Desde menina eu ouvia meu pai falando
da “crise”. Eu o ouvi dizendo, por quase trinta anos que as coisas iriam
piorar. Aquela certeza que ele demonstrava em palavras, apesar de batalhar de
sol a sol na plantação de milho para garantir a comida e o passe do ônibus que
levava os filhos à escola, me entristecia freqüentemente. Muitas noites, ao
redor do fogão à lenha, eu sonhava com o dia que teríamos uma casa nova, com
banheiro, e um fusquinha, mesmo que fosse amarelo. A casa foi construída,
porém, ele não conseguiu pagar o empréstimo antes de “nos deixar” e o fusquinha
ficou nos planos que o tempo se encarregou de apagar.

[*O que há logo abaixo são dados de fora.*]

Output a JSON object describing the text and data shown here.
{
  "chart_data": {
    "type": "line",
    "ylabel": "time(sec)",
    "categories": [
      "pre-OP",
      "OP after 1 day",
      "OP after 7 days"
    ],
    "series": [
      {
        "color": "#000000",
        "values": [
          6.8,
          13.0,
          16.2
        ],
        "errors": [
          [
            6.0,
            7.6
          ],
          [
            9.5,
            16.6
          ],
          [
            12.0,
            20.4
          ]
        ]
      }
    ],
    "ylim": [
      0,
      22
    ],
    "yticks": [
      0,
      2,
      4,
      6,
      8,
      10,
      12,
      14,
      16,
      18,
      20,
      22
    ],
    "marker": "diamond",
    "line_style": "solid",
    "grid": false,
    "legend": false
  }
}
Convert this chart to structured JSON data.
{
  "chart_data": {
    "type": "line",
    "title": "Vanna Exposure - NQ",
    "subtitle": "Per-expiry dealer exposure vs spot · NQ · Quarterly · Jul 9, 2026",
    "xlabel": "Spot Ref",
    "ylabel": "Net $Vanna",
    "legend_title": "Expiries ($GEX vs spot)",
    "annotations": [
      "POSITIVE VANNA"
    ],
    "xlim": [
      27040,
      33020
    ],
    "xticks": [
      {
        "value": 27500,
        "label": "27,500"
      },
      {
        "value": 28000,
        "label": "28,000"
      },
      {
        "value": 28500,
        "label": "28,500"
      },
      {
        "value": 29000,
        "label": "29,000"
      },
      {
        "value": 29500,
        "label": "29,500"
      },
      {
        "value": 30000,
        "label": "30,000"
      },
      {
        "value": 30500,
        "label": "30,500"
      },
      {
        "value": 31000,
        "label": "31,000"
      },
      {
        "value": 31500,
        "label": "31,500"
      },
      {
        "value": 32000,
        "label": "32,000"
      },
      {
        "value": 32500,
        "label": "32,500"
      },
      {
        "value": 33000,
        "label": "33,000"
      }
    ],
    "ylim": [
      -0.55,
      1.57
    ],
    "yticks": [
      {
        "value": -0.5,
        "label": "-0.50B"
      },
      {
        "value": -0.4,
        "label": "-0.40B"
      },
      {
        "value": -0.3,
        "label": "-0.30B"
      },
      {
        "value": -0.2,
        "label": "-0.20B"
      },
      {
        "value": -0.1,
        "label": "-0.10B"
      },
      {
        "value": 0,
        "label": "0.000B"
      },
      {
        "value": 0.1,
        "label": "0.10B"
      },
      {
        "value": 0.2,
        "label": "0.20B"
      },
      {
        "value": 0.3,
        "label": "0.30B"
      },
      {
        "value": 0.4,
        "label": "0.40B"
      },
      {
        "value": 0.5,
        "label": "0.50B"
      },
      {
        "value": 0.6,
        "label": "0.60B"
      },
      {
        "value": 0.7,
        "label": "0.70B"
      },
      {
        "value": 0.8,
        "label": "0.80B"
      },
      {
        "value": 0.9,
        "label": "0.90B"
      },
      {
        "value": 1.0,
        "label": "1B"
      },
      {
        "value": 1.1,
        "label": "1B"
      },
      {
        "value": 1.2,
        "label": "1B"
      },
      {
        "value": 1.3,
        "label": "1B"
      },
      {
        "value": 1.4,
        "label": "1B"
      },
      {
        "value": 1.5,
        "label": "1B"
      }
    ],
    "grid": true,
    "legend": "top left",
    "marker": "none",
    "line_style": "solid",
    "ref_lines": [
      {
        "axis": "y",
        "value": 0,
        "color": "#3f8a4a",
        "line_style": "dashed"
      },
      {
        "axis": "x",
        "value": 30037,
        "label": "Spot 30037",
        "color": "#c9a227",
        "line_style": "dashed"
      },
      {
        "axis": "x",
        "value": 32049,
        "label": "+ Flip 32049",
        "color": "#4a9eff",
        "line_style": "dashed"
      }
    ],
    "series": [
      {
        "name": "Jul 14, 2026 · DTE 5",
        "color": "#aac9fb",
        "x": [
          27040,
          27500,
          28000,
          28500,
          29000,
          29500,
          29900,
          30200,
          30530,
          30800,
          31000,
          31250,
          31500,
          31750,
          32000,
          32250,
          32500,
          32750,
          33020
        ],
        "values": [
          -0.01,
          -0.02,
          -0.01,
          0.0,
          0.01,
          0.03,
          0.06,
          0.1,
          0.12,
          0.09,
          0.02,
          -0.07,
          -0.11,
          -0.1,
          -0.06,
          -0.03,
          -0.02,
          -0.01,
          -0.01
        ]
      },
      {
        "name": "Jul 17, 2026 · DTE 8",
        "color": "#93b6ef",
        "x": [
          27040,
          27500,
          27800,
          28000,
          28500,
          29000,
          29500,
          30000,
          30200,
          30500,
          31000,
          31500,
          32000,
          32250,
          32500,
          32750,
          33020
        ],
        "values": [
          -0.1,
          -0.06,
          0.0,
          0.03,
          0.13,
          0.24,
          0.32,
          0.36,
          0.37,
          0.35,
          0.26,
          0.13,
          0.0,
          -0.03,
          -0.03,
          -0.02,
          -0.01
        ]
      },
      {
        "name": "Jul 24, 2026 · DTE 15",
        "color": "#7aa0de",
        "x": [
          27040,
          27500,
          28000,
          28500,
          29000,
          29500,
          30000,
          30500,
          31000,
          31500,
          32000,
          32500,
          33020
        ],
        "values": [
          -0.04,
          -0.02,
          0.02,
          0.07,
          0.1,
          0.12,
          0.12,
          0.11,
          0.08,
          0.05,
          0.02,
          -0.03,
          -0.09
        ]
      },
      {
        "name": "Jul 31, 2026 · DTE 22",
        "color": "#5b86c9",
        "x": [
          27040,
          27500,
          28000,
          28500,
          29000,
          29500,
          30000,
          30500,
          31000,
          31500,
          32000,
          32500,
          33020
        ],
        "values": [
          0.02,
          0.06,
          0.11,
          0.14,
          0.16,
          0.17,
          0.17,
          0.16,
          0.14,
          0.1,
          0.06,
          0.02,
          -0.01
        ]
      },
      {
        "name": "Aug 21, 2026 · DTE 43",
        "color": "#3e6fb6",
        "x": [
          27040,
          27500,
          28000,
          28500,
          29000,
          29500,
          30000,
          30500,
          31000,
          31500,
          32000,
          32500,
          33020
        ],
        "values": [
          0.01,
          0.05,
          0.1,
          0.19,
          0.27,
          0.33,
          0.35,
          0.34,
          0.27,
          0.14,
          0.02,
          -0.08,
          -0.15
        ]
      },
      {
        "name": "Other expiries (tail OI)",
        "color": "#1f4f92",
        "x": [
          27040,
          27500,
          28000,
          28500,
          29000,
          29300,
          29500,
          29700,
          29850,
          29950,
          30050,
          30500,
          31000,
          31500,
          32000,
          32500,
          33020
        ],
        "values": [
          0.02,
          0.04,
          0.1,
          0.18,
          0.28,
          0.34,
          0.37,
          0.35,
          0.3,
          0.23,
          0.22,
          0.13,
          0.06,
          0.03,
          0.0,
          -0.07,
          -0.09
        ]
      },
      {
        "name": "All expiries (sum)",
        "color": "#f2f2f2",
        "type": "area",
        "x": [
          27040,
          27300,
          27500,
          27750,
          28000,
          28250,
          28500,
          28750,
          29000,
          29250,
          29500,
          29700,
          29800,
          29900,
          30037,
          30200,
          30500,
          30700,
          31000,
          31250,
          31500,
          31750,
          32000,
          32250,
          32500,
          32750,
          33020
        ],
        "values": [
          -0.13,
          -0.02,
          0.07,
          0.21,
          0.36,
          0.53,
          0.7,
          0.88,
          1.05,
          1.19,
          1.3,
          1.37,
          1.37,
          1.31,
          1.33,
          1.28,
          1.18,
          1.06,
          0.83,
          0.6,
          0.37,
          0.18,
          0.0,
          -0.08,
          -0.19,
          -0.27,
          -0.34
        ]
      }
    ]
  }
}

No entanto, o negativismo que ele demonstrava em relação à economia e os
incessantes discursos contra políticos e carnavalescos não foram tão marcantes
em minha vida, como o exemplo de homem trabalhador e a convicção dele em
relação à importância de estudar para ser alguém na vida. Se meu pai não
tivesse feito o máximo de esforço para eu retornar aos bancos escolares,
certamente, eu não teria capacidade e oportunidade de contar isso numa página
da internet. Eu sei que ele não deu ouvidos aos vizinhos que diziam que “filha
mulher estudando vira puta e o diploma vem dentro da barriga”. Essa mentalidade
retrógrada é fruto de arrependimento de alguns pais das minhas colegas de
infância, porém, sei que eles foram vítimas de sua própria ignorância. Não
tenho raiva, tenho pena!
Meu pai dizia: “Preencha esse cheque e vá ao banco pagar a conta de luz
e pegue outro talão pra mim”. Preencher o cheque eu adorava, mas entrar no
banco era demais! Eu tinha vergonha, ficava nervosa, a mão suava, mas ordem de
pai não podia ser contestada. Felizmente, porque foi essa obediência que me
ajudou a crescer como pessoa. Algo que hoje, parece burrice, fez chegar o dia
em que eu aprendi a entrar em qualquer lugar sem ter receio ou me sentir
desnorteada. Ele foi sábio por perceber que eu precisava “ter educação e
educação”.
Não pude ter roupas e sapatos bonitos em minha juventude. Diversas vezes
em que eu fui aos cultos, às missas ou às festas da comunidade, usei uma saia
vermelha com bolsos enormes – que eu ganhei de parentes que moravam no Paraná –
e também uma camiseta verde que trazia no peito a seguinte legenda: “Agroceres:
campeão da terra da gente”. Essa
camiseta era especial porque eu a ganhei como prêmio de um concurso de redação,
quando estudava na quarta série, realizado pela cooperativa da qual meu pai era
associado . Lembro-me que o tema era “uma história fantástica sobre um pé de
milho” e eu imaginava que sementes foram levadas ao planeta Marte de onde
posteriormente chegavam toneladas para alimentar a humanidade.
Trabalhei durante muito tempo para pagar a faculdade, cursos e conhecer
alguns lugares do Brasil. Demorei para comprar um carro usado e financiar um
apartamento. Apesar de valorizar esses bens, penso que minhas conquistas
pessoais valem mais que essas propriedades. Não sei se posso ter orgulho disso,
mas meu pai pode ficar tranqüilo, porque segui suas orientações. Afinal de
contas, ele me ajudou a ser melhor e a ter força diante dos obstáculos que só
com uma boa educação se é capaz de enfrentar. Eu só lamento que ele não esteja
perto de mim para acompanhar minha caminhada nessa vida tão inexplicável.